The finding suggests the value that women place on masculinity changes with context and with women's reproductive cycles and immediate goals. A woman's preference for manly men also was found to vary based on how attractive she rated herself.
And some of a woman's sex drive might involve tricks in the brain over which she has no control.
Previous research has shown that women view facial masculinity--square jaws and well-defined brow ridges--as good characteristics for short-term partners, while more feminine traits are perceived as better for long-term mates. Another study found that women smell better to men at certain points in their menstrual cycles.
A new look
In the new study, researchers asked women who were at different points in their menstrual cycles (and who were not on the pill) to rate their own attractiveness. Then researchers presented them with image pairs representing "feminized" and "masculinized" versions of the same male body. The women were asked to choose the body they thought was most attractive for a short-term relationship and then again for a long-term relationship.
Some of the women performed the experiment again at the opposite point in their cycle.
Fertile women chose the masculine version of each image 15 percent more often, on average, than women who were not fertile, said lead researcher Anthony Little, a psychologist at the University of Stirling in Scotland. The effect was strongest if they were looking for a short-term partner rather than a long-term one, and if they considered themselves attractive.
These findings, to be detailed in an upcoming issue of the journal Hormones and Behavior, reveal that "preferences are not absolute," Little said.
Temptation by testosterone
Women might be drawn to Brad Pitt types at the peak of their cycles for reasons related to evolutionary biology. Masculine bodies tend to have higher circulating levels of the hormone testosterone. While testosterone isn't necessarily a good thing in itself--research suggests that it can inhibit immune function, and eunuchs, who have low levels of testosterone, tend to live longer than normal males--its presence can be indicative of quality.
Masculinity could be "sexy for the same reason that the peacock's tail is sexy," said UCLA researcher Dave Frederick, who was not involved in the study. "Only males in good condition can generate these traits," because they require a great deal of energy and can only be sustained in healthy individuals, Frederick explained.
Men with hard bodies and sculpted jaws may therefore have better genes for producing better babies, so it would make sense for fertile women to be attracted to them.
A hormonal trade-off
But masculinity isn't always the bee's knees.
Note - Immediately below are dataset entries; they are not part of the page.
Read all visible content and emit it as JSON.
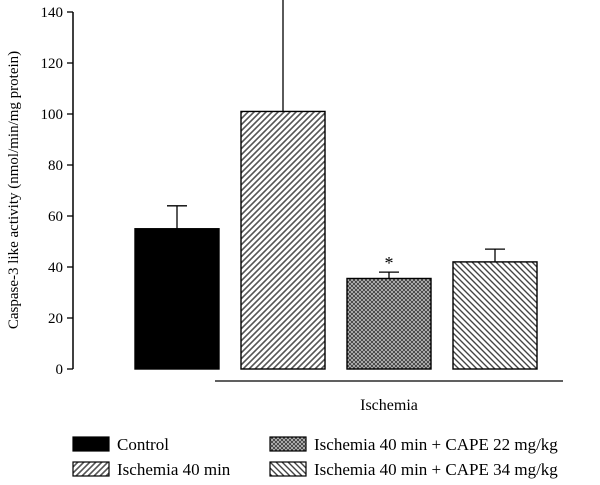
{
  "chart_data": {
    "type": "bar",
    "title": "",
    "xlabel": "",
    "ylabel": "Caspase-3 like activity (nmol/min/mg protein)",
    "ylim": [
      0,
      140
    ],
    "yticks": [
      0,
      20,
      40,
      60,
      80,
      100,
      120,
      140
    ],
    "grid": false,
    "legend_position": "bottom",
    "categories": [
      "Control",
      "Ischemia 40 min",
      "Ischemia 40 min + CAPE 22 mg/kg",
      "Ischemia 40 min + CAPE 34 mg/kg"
    ],
    "values": [
      55,
      101,
      35.5,
      42
    ],
    "error_upper": [
      64,
      145,
      38,
      47
    ],
    "annotations": [
      "",
      "",
      "*",
      ""
    ],
    "patterns": [
      "solid-black",
      "diagonal-hatch",
      "crosshatch-dense",
      "back-diagonal-hatch"
    ],
    "group_bracket": {
      "label": "Ischemia",
      "from_category": 1,
      "to_category": 3
    },
    "legend": [
      {
        "label": "Control",
        "pattern": "solid-black"
      },
      {
        "label": "Ischemia 40 min + CAPE 22 mg/kg",
        "pattern": "crosshatch-dense"
      },
      {
        "label": "Ischemia 40 min",
        "pattern": "diagonal-hatch"
      },
      {
        "label": "Ischemia 40 min + CAPE 34 mg/kg",
        "pattern": "back-diagonal-hatch"
      }
    ]
  }
}
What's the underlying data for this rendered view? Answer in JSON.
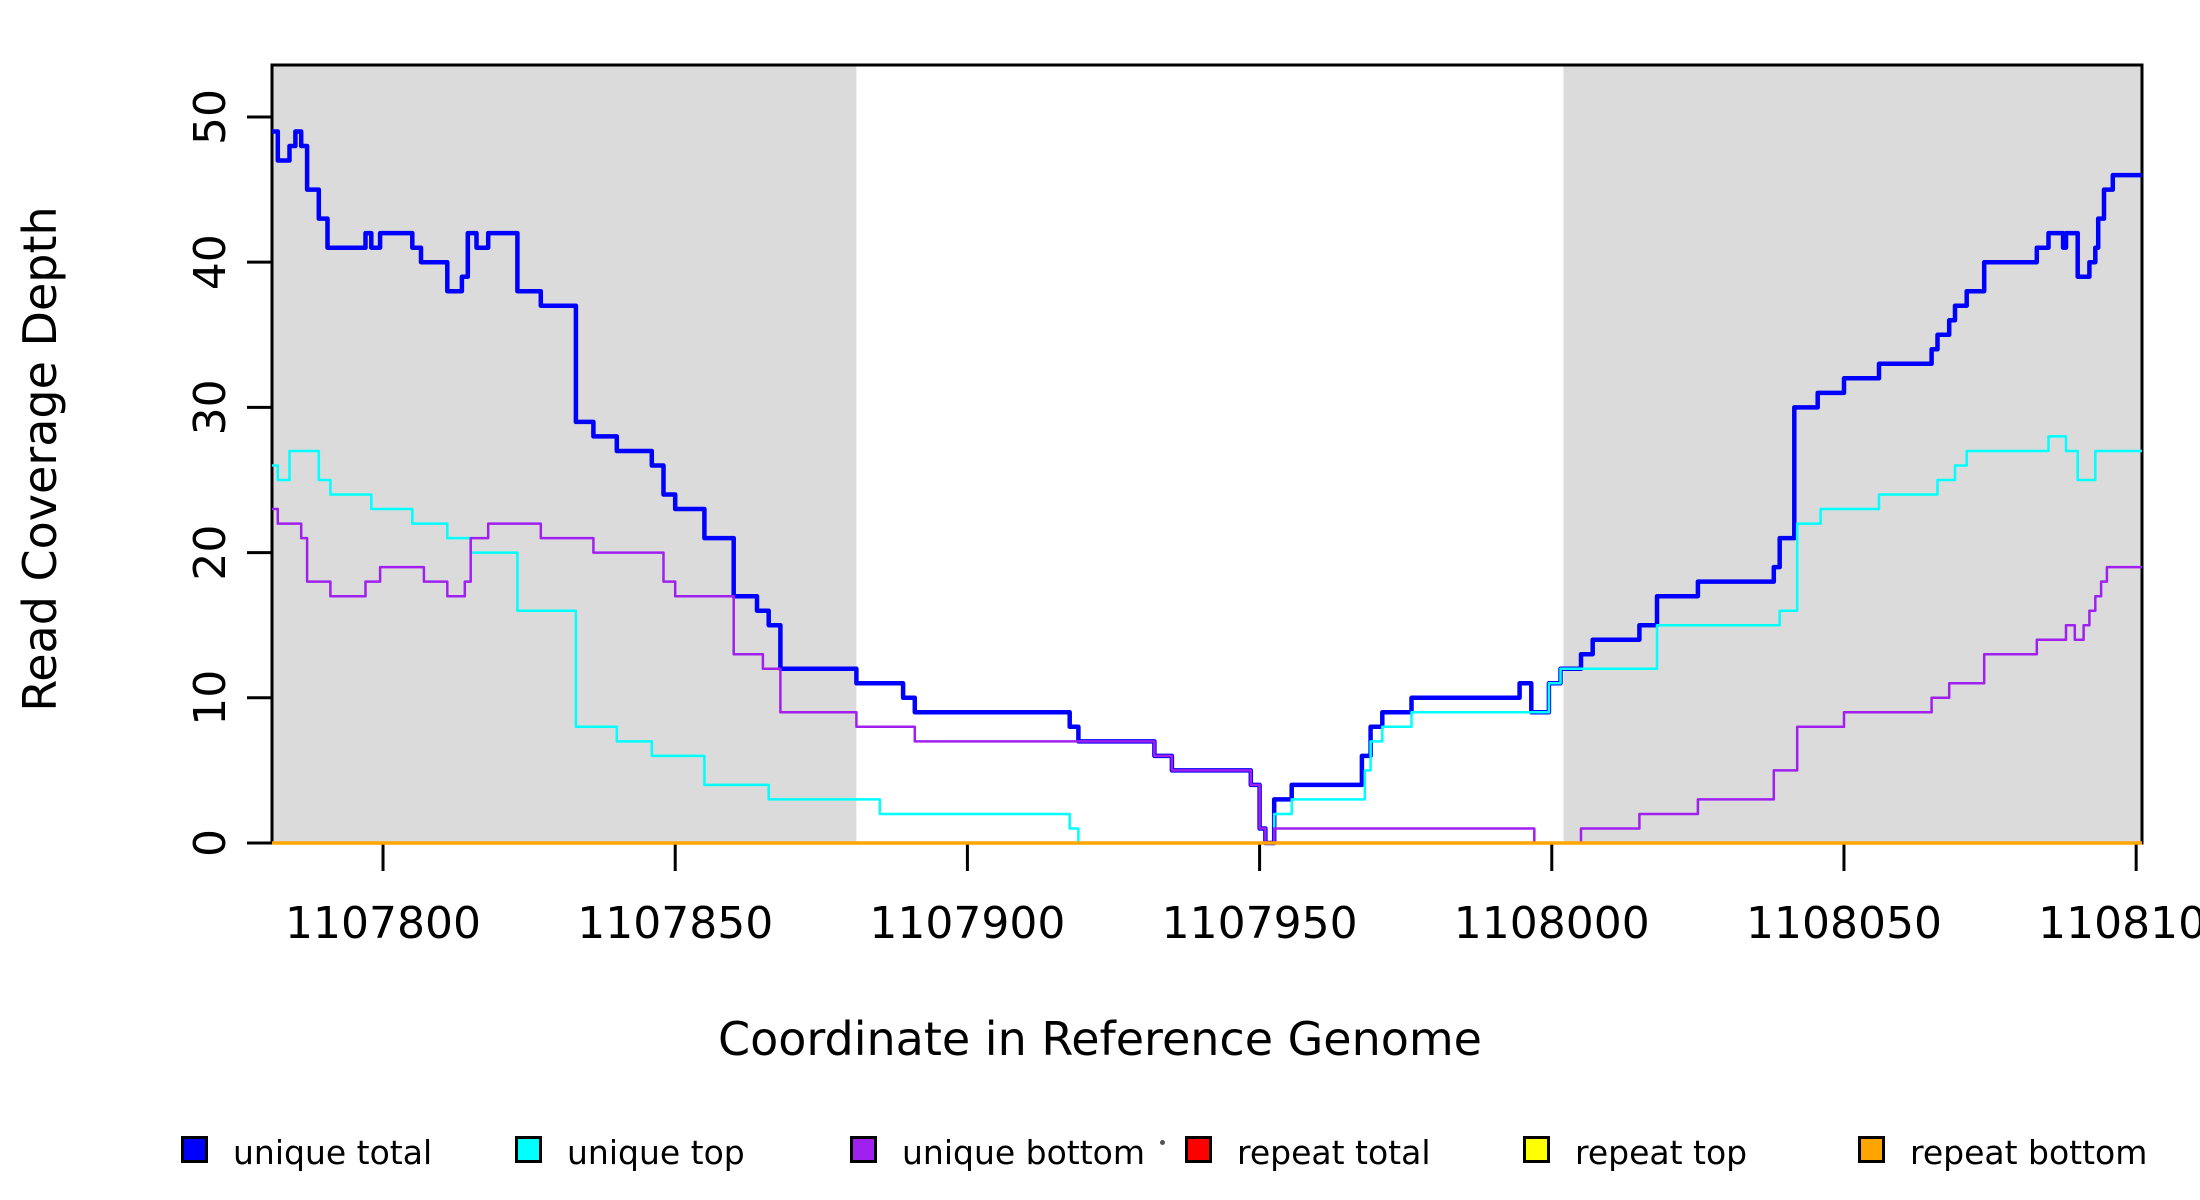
{
  "chart_data": {
    "type": "line",
    "subtype": "step-coverage",
    "title": "",
    "xlabel": "Coordinate in Reference Genome",
    "ylabel": "Read Coverage Depth",
    "xlim": [
      1107781,
      1108101
    ],
    "ylim": [
      0,
      53.58
    ],
    "x_ticks": [
      1107800,
      1107850,
      1107900,
      1107950,
      1108000,
      1108050,
      1108100
    ],
    "x_tick_labels": [
      "1107800",
      "1107850",
      "1107900",
      "1107950",
      "1108000",
      "1108050",
      "1108100"
    ],
    "y_ticks": [
      0,
      10,
      20,
      30,
      40,
      50
    ],
    "y_tick_labels": [
      "0",
      "10",
      "20",
      "30",
      "40",
      "50"
    ],
    "grid": false,
    "legend_position": "bottom",
    "background_bands": [
      {
        "name": "left-gray-region",
        "x0": 1107781,
        "x1": 1107881,
        "color": "#DBDBDB"
      },
      {
        "name": "right-gray-region",
        "x0": 1108002,
        "x1": 1108101,
        "color": "#DBDBDB"
      }
    ],
    "series": [
      {
        "name": "unique total",
        "color": "#0000FF",
        "width": 4.5,
        "steps": [
          [
            1107781,
            49
          ],
          [
            1107782,
            47
          ],
          [
            1107784,
            48
          ],
          [
            1107785,
            49
          ],
          [
            1107786,
            48
          ],
          [
            1107787,
            45
          ],
          [
            1107789,
            43
          ],
          [
            1107790.5,
            41
          ],
          [
            1107797,
            42
          ],
          [
            1107798,
            41
          ],
          [
            1107799.5,
            42
          ],
          [
            1107805,
            41
          ],
          [
            1107806.5,
            40
          ],
          [
            1107811,
            38
          ],
          [
            1107813.5,
            39
          ],
          [
            1107814.5,
            42
          ],
          [
            1107816,
            41
          ],
          [
            1107818,
            42
          ],
          [
            1107823,
            38
          ],
          [
            1107827,
            37
          ],
          [
            1107833,
            29
          ],
          [
            1107836,
            28
          ],
          [
            1107840,
            27
          ],
          [
            1107846,
            26
          ],
          [
            1107848,
            24
          ],
          [
            1107850,
            23
          ],
          [
            1107855,
            21
          ],
          [
            1107860,
            17
          ],
          [
            1107864,
            16
          ],
          [
            1107866,
            15
          ],
          [
            1107868,
            12
          ],
          [
            1107881,
            11
          ],
          [
            1107889,
            10
          ],
          [
            1107891,
            9
          ],
          [
            1107917.5,
            8
          ],
          [
            1107919,
            7
          ],
          [
            1107932,
            6
          ],
          [
            1107935,
            5
          ],
          [
            1107948.5,
            4
          ],
          [
            1107950,
            1
          ],
          [
            1107951,
            0
          ],
          [
            1107952.5,
            3
          ],
          [
            1107955.5,
            4
          ],
          [
            1107967.5,
            6
          ],
          [
            1107969,
            8
          ],
          [
            1107971,
            9
          ],
          [
            1107976,
            10
          ],
          [
            1107994.5,
            11
          ],
          [
            1107996.5,
            9
          ],
          [
            1107999.5,
            11
          ],
          [
            1108001.5,
            12
          ],
          [
            1108005,
            13
          ],
          [
            1108007,
            14
          ],
          [
            1108015,
            15
          ],
          [
            1108018,
            17
          ],
          [
            1108025,
            18
          ],
          [
            1108038,
            19
          ],
          [
            1108039,
            21
          ],
          [
            1108041.5,
            30
          ],
          [
            1108045.5,
            31
          ],
          [
            1108050,
            32
          ],
          [
            1108056,
            33
          ],
          [
            1108065,
            34
          ],
          [
            1108066,
            35
          ],
          [
            1108068,
            36
          ],
          [
            1108069,
            37
          ],
          [
            1108071,
            38
          ],
          [
            1108074,
            40
          ],
          [
            1108083,
            41
          ],
          [
            1108085,
            42
          ],
          [
            1108087.5,
            41
          ],
          [
            1108088,
            42
          ],
          [
            1108090,
            39
          ],
          [
            1108092,
            40
          ],
          [
            1108093,
            41
          ],
          [
            1108093.5,
            43
          ],
          [
            1108094.5,
            45
          ],
          [
            1108096,
            46
          ]
        ]
      },
      {
        "name": "unique top",
        "color": "#00FFFF",
        "width": 2.5,
        "steps": [
          [
            1107781,
            26
          ],
          [
            1107782,
            25
          ],
          [
            1107784,
            27
          ],
          [
            1107789,
            25
          ],
          [
            1107791,
            24
          ],
          [
            1107798,
            23
          ],
          [
            1107805,
            22
          ],
          [
            1107811,
            21
          ],
          [
            1107815,
            20
          ],
          [
            1107823,
            16
          ],
          [
            1107833,
            8
          ],
          [
            1107840,
            7
          ],
          [
            1107846,
            6
          ],
          [
            1107855,
            4
          ],
          [
            1107866,
            3
          ],
          [
            1107885,
            2
          ],
          [
            1107917.5,
            1
          ],
          [
            1107919,
            0
          ],
          [
            1107952.5,
            2
          ],
          [
            1107955.5,
            3
          ],
          [
            1107968,
            5
          ],
          [
            1107969,
            7
          ],
          [
            1107971,
            8
          ],
          [
            1107976,
            9
          ],
          [
            1107999.5,
            11
          ],
          [
            1108001.5,
            12
          ],
          [
            1108018,
            15
          ],
          [
            1108039,
            16
          ],
          [
            1108042,
            22
          ],
          [
            1108046,
            23
          ],
          [
            1108056,
            24
          ],
          [
            1108066,
            25
          ],
          [
            1108069,
            26
          ],
          [
            1108071,
            27
          ],
          [
            1108085,
            28
          ],
          [
            1108088,
            27
          ],
          [
            1108090,
            25
          ],
          [
            1108093,
            27
          ]
        ]
      },
      {
        "name": "unique bottom",
        "color": "#A020F0",
        "width": 2.5,
        "steps": [
          [
            1107781,
            23
          ],
          [
            1107782,
            22
          ],
          [
            1107786,
            21
          ],
          [
            1107787,
            18
          ],
          [
            1107791,
            17
          ],
          [
            1107797,
            18
          ],
          [
            1107799.5,
            19
          ],
          [
            1107807,
            18
          ],
          [
            1107811,
            17
          ],
          [
            1107814,
            18
          ],
          [
            1107815,
            21
          ],
          [
            1107818,
            22
          ],
          [
            1107827,
            21
          ],
          [
            1107836,
            20
          ],
          [
            1107848,
            18
          ],
          [
            1107850,
            17
          ],
          [
            1107860,
            13
          ],
          [
            1107865,
            12
          ],
          [
            1107868,
            9
          ],
          [
            1107881,
            8
          ],
          [
            1107891,
            7
          ],
          [
            1107932,
            6
          ],
          [
            1107935,
            5
          ],
          [
            1107948.5,
            4
          ],
          [
            1107950,
            1
          ],
          [
            1107951,
            0
          ],
          [
            1107952.5,
            1
          ],
          [
            1107997,
            0
          ],
          [
            1108005,
            1
          ],
          [
            1108015,
            2
          ],
          [
            1108025,
            3
          ],
          [
            1108038,
            5
          ],
          [
            1108042,
            8
          ],
          [
            1108050,
            9
          ],
          [
            1108065,
            10
          ],
          [
            1108068,
            11
          ],
          [
            1108074,
            13
          ],
          [
            1108083,
            14
          ],
          [
            1108088,
            15
          ],
          [
            1108089.5,
            14
          ],
          [
            1108091,
            15
          ],
          [
            1108092,
            16
          ],
          [
            1108093,
            17
          ],
          [
            1108094,
            18
          ],
          [
            1108095,
            19
          ]
        ]
      },
      {
        "name": "repeat total",
        "color": "#FF0000",
        "width": 2.5,
        "steps": [
          [
            1107781,
            0
          ]
        ]
      },
      {
        "name": "repeat top",
        "color": "#FFFF00",
        "width": 2.5,
        "steps": [
          [
            1107781,
            0
          ]
        ]
      },
      {
        "name": "repeat bottom",
        "color": "#FFA500",
        "width": 3.5,
        "steps": [
          [
            1107781,
            0
          ]
        ]
      }
    ],
    "legend": [
      {
        "label": "unique total",
        "color": "#0000FF"
      },
      {
        "label": "unique top",
        "color": "#00FFFF"
      },
      {
        "label": "unique bottom",
        "color": "#A020F0"
      },
      {
        "label": "repeat total",
        "color": "#FF0000"
      },
      {
        "label": "repeat top",
        "color": "#FFFF00"
      },
      {
        "label": "repeat bottom",
        "color": "#FFA500"
      }
    ]
  }
}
As this study illustrates, women tend to prefer more feminine body types when they are less fertile, probably because high levels of testosterone makes men less likely to stay around.
Research suggests that men who are less masculine tend to invest more in relationships, making them more appealing to women who are at the least fertile points in their menstrual cycle--a hormonal profile that mimics that of pregnancy, when mate investment in the relationship is crucial.
This could also explain why women tend to prefer masculine men when they only want a fling.
As for why women perceiving themselves as attractive tend to prefer masculine bodies, it could be as simple as a brain trick, Little speculates. The less attractive a woman feels she is, the less likely she is to score a high-quality mate. A woman's brain might, therefore, trick her into not wanting what she can't have.
This ensures that "she's partnering up with someone who's most likely to reciprocate her own interest," Little told LiveScience. That would be good news, because it means we're not all competing for the same mates.
"Brad Pitt might be the most attractive man in the world, but he's not everybody's cup of tea," he said.